Sunday, May 27, 2007

"compile-in" method v.s. "sampling" method

There are two approaches to do the profiling, i.e. compile-in and sampling.
Compile-in is a method to record the timing of executing each component or function, and the one using the longest time is considered the bottleneck.
Sampling is a method to periodically check what the current active component is, and the one
appearing most frequently is considered the bottleneck.

Compile-in needs to instrument the source code, and may affect the performance due to the overhead of counting and logging. To implement compile-in method, one way is to instrument the source code directly, for instance, using macros to redefine the calls and recompile. We are thinking to use aspect of programming techniques to help the instrumentation so that we can keep the instrumented code and the original code separately.
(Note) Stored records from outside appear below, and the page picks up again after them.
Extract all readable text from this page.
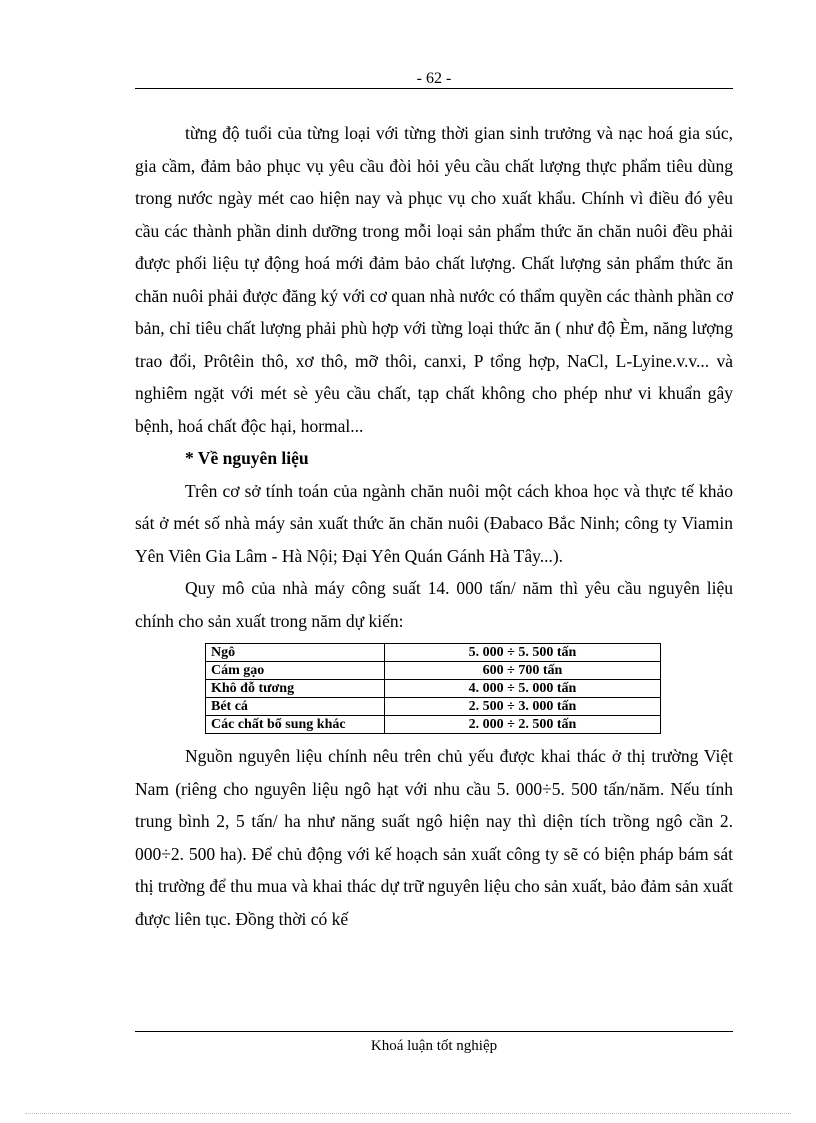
- 62 -

từng độ tuổi của từng loại với từng thời gian sinh trưởng và nạc hoá gia súc, gia cầm, đảm bảo phục vụ yêu cầu đòi hỏi yêu cầu chất lượng thực phẩm tiêu dùng trong nước ngày mét cao hiện nay và phục vụ cho xuất khẩu. Chính vì điều đó yêu cầu các thành phần dinh dưỡng trong mỗi loại sản phẩm thức ăn chăn nuôi đều phải được phối liệu tự động hoá mới đảm bảo chất lượng. Chất lượng sản phẩm thức ăn chăn nuôi phải được đăng ký với cơ quan nhà nước có thẩm quyền các thành phần cơ bản, chỉ tiêu chất lượng phải phù hợp với từng loại thức ăn ( như độ Èm, năng lượng trao đổi, Prôtêin thô, xơ thô, mỡ thôi, canxi, P tổng hợp, NaCl, L-Lyine.v.v... và nghiêm ngặt với mét sè yêu cầu chất, tạp chất không cho phép như vi khuẩn gây bệnh, hoá chất độc hại, hormal...

* Về nguyên liệu

Trên cơ sở tính toán của ngành chăn nuôi một cách khoa học và thực tế khảo sát ở mét số nhà máy sản xuất thức ăn chăn nuôi (Đabaco Bắc Ninh; công ty Viamin Yên Viên Gia Lâm - Hà Nội; Đại Yên Quán Gánh Hà Tây...).

Quy mô của nhà máy công suất 14. 000 tấn/ năm thì yêu cầu nguyên liệu chính cho sản xuất trong năm dự kiến:

Ngô	5. 000 ÷ 5. 500 tấn
Cám gạo	600 ÷ 700 tấn
Khô đỗ tương	4. 000 ÷ 5. 000 tấn
Bét cá	2. 500 ÷ 3. 000 tấn
Các chất bổ sung khác	2. 000 ÷ 2. 500 tấn

Nguồn nguyên liệu chính nêu trên chủ yếu được khai thác ở thị trường Việt Nam (riêng cho nguyên liệu ngô hạt với nhu cầu 5. 000÷5. 500 tấn/năm. Nếu tính trung bình 2, 5 tấn/ ha như năng suất ngô hiện nay thì diện tích trồng ngô cần 2. 000÷2. 500 ha). Để chủ động với kế hoạch sản xuất công ty sẽ có biện pháp bám sát thị trường để thu mua và khai thác dự trữ nguyên liệu cho sản xuất, bảo đảm sản xuất được liên tục. Đồng thời có kế

Khoá luận tốt nghiệp
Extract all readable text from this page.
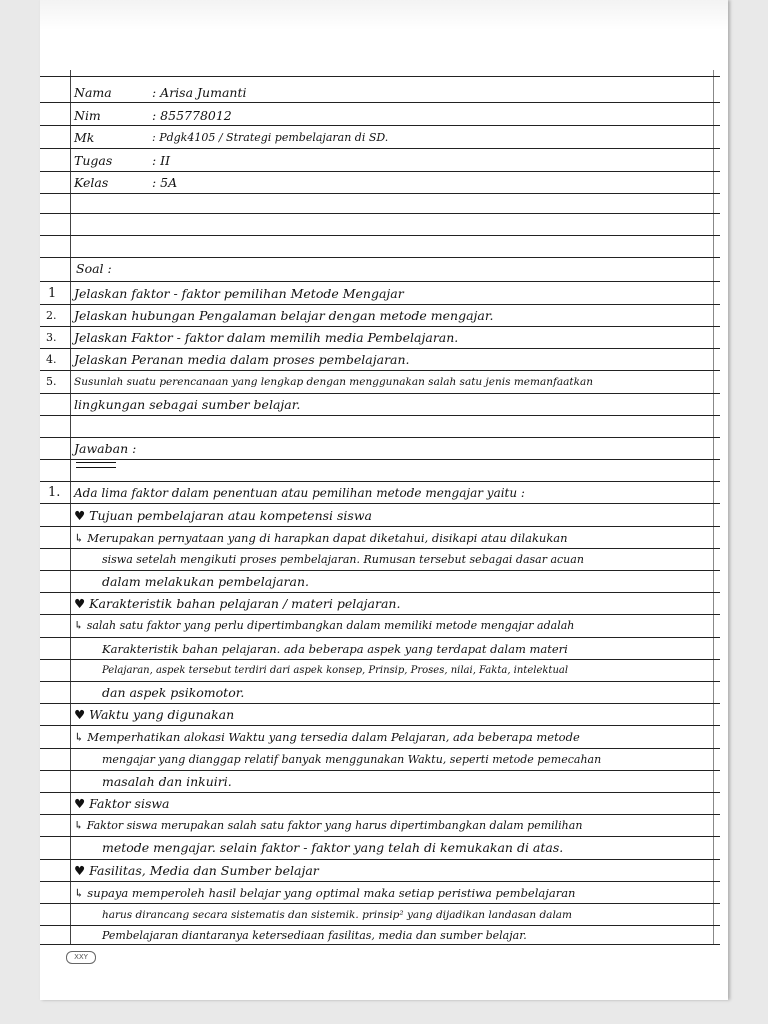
Nama	: Arisa Jumanti
Nim	: 855778012
Mk	: Pdgk4105 / Strategi pembelajaran di SD.
Tugas	: II
Kelas	: 5A
Soal :
1 Jelaskan faktor - faktor pemilihan Metode Mengajar
2. Jelaskan hubungan Pengalaman belajar dengan metode mengajar.
3. Jelaskan Faktor - faktor dalam memilih media Pembelajaran.
4. Jelaskan Peranan media dalam proses pembelajaran.
5. Susunlah suatu perencanaan yang lengkap dengan menggunakan salah satu jenis memanfaatkan
lingkungan sebagai sumber belajar.
Jawaban :
1. Ada lima faktor dalam penentuan atau pemilihan metode mengajar yaitu :
♥ Tujuan pembelajaran atau kompetensi siswa
↳ Merupakan pernyataan yang di harapkan dapat diketahui, disikapi atau dilakukan
siswa setelah mengikuti proses pembelajaran. Rumusan tersebut sebagai dasar acuan
dalam melakukan pembelajaran.
♥ Karakteristik bahan pelajaran / materi pelajaran.
↳ salah satu faktor yang perlu dipertimbangkan dalam memiliki metode mengajar adalah
Karakteristik bahan pelajaran. ada beberapa aspek yang terdapat dalam materi
Pelajaran, aspek tersebut terdiri dari aspek konsep, Prinsip, Proses, nilai, Fakta, intelektual
dan aspek psikomotor.
♥ Waktu yang digunakan
↳ Memperhatikan alokasi Waktu yang tersedia dalam Pelajaran, ada beberapa metode
mengajar yang dianggap relatif banyak menggunakan Waktu, seperti metode pemecahan
masalah dan inkuiri.
♥ Faktor siswa
↳ Faktor siswa merupakan salah satu faktor yang harus dipertimbangkan dalam pemilihan
metode mengajar. selain faktor - faktor yang telah di kemukakan di atas.
♥ Fasilitas, Media dan Sumber belajar
↳ supaya memperoleh hasil belajar yang optimal maka setiap peristiwa pembelajaran
harus dirancang secara sistematis dan sistemik. prinsip² yang dijadikan landasan dalam
Pembelajaran diantaranya ketersediaan fasilitas, media dan sumber belajar.
XXY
Sampling involves interrupting the process, and grabbing a stack trace. Sampling may affect the performance less if the frequency is not intense. The implementation of sampling is more complicate, and we may reply on some system profiling functions.

Plan:
After the discussion with Paul, we decide to first implement a compile-in method for profiling file I/O, i.e. pread() and pwrite() in c_filesys.c . Our goal is to find out where in the code, a thread is "waiting". Note, when we count the wall time as the execution time, the context switch period is also included. We expect the impact of the context switch among processes is ignorable if the waiting duration is significant.